Dylan played competitive tennis into his 20s. As a kid, he took lessons but eventually, at age twelve or thirteen, perceived that the conventionally taught “mechanics” were wrong for him. So he experimented on his own.
“When I changed my grip, for example,” he says, “I could immediately tell that it was mechanically correct and efficient. The technique was different from the standard way kids were being taught to play, but I could feel the correctness in my body.”
Instead of automatically deferring to well-regarded “professional” coaches, he relied on his his own instincts. For him, learning is about “feel, execution, and repetition.”
“Detailed instruction sometimes complicates things,” he says. “A person tries to learn by analyzing and becomes stiff, like trying to match a template.”
My conversation with Dylan made me realize that I tend to rely too much on formal learning. Even now, I sometimes blame my lack of progress in something on the lack of available instruction.

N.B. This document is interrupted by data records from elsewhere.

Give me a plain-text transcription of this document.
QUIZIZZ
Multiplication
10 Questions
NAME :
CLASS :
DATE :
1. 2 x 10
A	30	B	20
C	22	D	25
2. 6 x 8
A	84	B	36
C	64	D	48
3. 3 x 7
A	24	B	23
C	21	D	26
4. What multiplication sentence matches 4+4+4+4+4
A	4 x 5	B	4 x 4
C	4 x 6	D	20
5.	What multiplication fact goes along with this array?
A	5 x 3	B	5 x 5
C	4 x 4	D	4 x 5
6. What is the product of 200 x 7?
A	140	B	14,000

For example, I studied Japanese casually as a child (afterschool nihongo gakko), took two years of Japanese in college, and then revisited the language as a working adult through evening courses. Today in Vancouver there are few options for Japanese classes in town, and so I never crack open my Japanese books or arrange conversation practice with my native-Japanese friends. If I were more self-motivated about learning Japanese, I might be quite proficient by now, honto ni.
Same with pranayama, which also has few class options. While I practice pranayama more than I do Japanese, I could be more regular, more diligent–with or without a teacher. Actually, in my opinion, infrequent pranayama classes suit me. Between classes, there’s enough time to practice the techniques taught. I know, firsthand, that if I learn one technique in a class, I need to practice it 100 times on my own even to touch it.
The trouble with lessons, classes, and formal instruction: they give the impression that you’re learning, when you’re actually only being introduced. In school, which I took seriously, I experienced real learning only when I actually cared about the subject. Good grades are misleading. (A person can attend a top-10 law school, get a JD, and pass the bar exam without deep knowledge, believe me.)
Thinking about Dylan and his gleaming bluegrass banjo makes me smile–and reminds me of the importance of teaching myself. Some of us might like the structure of formal instruction, especially with the right teacher. But there’s much that we can, should, and must do on our own.